Cohere, the Canadian AI company valued at $6.8 billion as of its last round, is acquiring Germany’s Aleph Alpha in a deal that values the combined entity at approximately $20 billion. Schwarz Group, the German retail conglomerate behind the Lidl supermarket chain, is providing €500 million (roughly $600 million) in structured financing through a Series E round. German Digital Minister Karsten Wildberger and Canada’s AI Minister Evan Solomon attended the announcement in Berlin.
Deal Structure
Cohere shareholders will hold approximately 90% of the combined company, with Aleph Alpha shareholders receiving around 10%, according to Futurum Group. The $20 billion valuation, reported by Handelsblatt and confirmed by TechCrunch, represents a nearly 3x jump from Cohere’s prior $6.8 billion valuation. The entity will operate dual headquarters in Canada and Germany under the Cohere name.
Schwarz Group’s investment comes with an infrastructure condition: the combined entity will run on STACKIT, the sovereign cloud platform operated by Schwarz Digits, the conglomerate’s IT division. That gives Schwarz Group a major enterprise anchor customer for its cloud business while providing Cohere with European-resident infrastructure, according to TechCrunch.
Revenue and Scale
Cohere reported $240 million in annual recurring revenue in 2025, up from $62 million at the close of 2024, and has raised approximately $1.6 billion in total funding from investors including NVIDIA, AMD, Salesforce Ventures, Cisco, and Oracle, according to Futurum Group. The company has 450 employees across seven offices. Aleph Alpha, which raised roughly $533 million in total (most of it from a $500 million Series B in November 2023), had generated limited revenue and significant losses, according to TechCrunch. Its co-founder and CEO Jonas Andrulis departed after a strategic pivot away from building frontier models.

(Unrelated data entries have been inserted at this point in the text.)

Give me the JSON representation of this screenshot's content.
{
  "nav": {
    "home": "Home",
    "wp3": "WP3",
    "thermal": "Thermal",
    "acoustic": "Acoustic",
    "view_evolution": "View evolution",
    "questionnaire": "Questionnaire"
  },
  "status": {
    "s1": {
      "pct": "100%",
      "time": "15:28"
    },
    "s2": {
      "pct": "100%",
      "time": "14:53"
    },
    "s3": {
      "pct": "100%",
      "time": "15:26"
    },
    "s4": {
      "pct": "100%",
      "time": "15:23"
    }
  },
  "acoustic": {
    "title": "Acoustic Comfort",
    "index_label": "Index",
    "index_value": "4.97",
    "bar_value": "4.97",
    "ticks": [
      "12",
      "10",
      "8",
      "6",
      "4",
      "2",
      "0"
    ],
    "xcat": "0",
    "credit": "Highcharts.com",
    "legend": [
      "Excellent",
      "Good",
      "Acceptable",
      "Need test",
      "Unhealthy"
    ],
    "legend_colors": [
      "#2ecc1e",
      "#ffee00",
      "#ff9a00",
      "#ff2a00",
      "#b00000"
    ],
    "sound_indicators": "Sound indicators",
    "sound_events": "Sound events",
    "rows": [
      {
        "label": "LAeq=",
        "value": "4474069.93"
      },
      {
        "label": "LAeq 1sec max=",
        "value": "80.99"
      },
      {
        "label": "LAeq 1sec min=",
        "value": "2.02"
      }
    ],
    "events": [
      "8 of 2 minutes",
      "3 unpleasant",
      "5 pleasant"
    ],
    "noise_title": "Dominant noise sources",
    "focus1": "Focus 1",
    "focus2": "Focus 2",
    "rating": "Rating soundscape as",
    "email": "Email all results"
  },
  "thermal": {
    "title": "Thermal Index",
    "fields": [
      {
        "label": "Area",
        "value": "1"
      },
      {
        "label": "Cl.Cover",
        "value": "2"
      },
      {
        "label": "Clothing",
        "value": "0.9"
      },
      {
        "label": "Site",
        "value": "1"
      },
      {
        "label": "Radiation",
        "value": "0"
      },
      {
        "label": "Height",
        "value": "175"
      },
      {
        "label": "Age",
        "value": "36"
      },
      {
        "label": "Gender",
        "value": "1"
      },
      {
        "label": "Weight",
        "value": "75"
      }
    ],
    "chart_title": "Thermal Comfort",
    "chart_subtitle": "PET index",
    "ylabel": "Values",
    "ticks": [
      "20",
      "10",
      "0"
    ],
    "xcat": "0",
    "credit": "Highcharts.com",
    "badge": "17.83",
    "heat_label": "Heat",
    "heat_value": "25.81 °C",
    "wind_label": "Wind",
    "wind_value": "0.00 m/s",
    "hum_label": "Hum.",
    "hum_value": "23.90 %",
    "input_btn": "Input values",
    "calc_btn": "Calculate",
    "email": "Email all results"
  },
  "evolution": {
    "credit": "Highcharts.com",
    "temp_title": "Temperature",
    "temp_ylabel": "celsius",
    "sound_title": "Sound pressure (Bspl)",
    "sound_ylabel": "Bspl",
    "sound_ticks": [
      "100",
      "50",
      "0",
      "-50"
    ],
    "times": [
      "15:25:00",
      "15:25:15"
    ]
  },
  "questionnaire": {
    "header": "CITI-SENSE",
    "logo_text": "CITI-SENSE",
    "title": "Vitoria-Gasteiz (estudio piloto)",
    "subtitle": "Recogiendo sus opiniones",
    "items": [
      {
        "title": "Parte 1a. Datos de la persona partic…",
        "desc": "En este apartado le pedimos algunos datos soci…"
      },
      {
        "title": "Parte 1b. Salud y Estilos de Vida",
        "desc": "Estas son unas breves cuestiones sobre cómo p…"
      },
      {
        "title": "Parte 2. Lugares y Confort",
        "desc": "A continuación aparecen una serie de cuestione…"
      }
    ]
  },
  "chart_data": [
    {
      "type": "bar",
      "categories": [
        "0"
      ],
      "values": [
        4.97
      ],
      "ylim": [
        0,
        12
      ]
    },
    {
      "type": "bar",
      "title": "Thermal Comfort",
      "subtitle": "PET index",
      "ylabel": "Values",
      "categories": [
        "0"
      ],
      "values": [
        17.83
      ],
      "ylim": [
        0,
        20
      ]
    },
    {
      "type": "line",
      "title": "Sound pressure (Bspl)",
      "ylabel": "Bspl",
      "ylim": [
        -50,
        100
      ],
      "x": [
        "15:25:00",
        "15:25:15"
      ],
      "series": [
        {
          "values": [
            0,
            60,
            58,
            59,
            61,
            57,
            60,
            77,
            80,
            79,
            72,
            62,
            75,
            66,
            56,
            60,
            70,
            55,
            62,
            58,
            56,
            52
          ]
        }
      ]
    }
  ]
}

“Their focus on small language models, European languages and tokenizers is a really complementary one to our own, which is more of a general focus on large language models,” Cohere CEO Aidan Gomez said at the Berlin press conference, according to TechCrunch.
The Sovereignty Argument
The deal is explicitly framed as a response to US dominance in foundation models. Canada’s AI Minister Evan Solomon told the Financial Times at the announcement: “We want to make sure that governments and companies have an option between the hyperscalers and the hegemon,” as reported by Futurum Group.
Canada and Germany launched a Sovereign Technology Alliance earlier in 2026 to “strengthen sovereign AI capacity and reduce strategic technology dependencies,” according to the Canadian government. The Cohere-Aleph Alpha merger is the first major corporate outcome of that initiative.
The combined company plans to target highly regulated industries: defense, energy, finance, healthcare, manufacturing, and telecommunications, along with public sector deployments. Aleph Alpha’s PhariaAI suite, built for European enterprise and public institutions, will complement Cohere’s Command model family and North agentic AI platform, as described by Futurum Group.
Consolidation Pattern
The deal follows a broader wave of AI industry consolidation. xAI has reportedly discussed a three-way partnership with France’s Mistral AI and Cursor, according to TechCrunch. SpaceX secured an option to acquire Cursor for $60 billion. As Futurum Group noted in its 2026 research agenda, the AI sector is “moving from speculative growth to a high-stakes capital reckoning” with sub-scale model labs and mid-tier startups struggling with rising compute costs.
The Open Question
Whether European buyers will treat a Canadian-German entity as sufficiently “sovereign” remains unclear. Cohere CEO Gomez told TechCrunch that “Cohere will become a Canadian-German company,” but an eventual IPO would place ownership in the hands of global shareholders with no particular allegiance to either country. The $20 billion valuation also implies growth that combined revenue alone cannot yet justify. Cohere’s $240 million ARR is substantial but small relative to OpenAI, Anthropic, or Google DeepMind, all of which are aggressively expanding enterprise sales in the same regulated verticals this deal targets.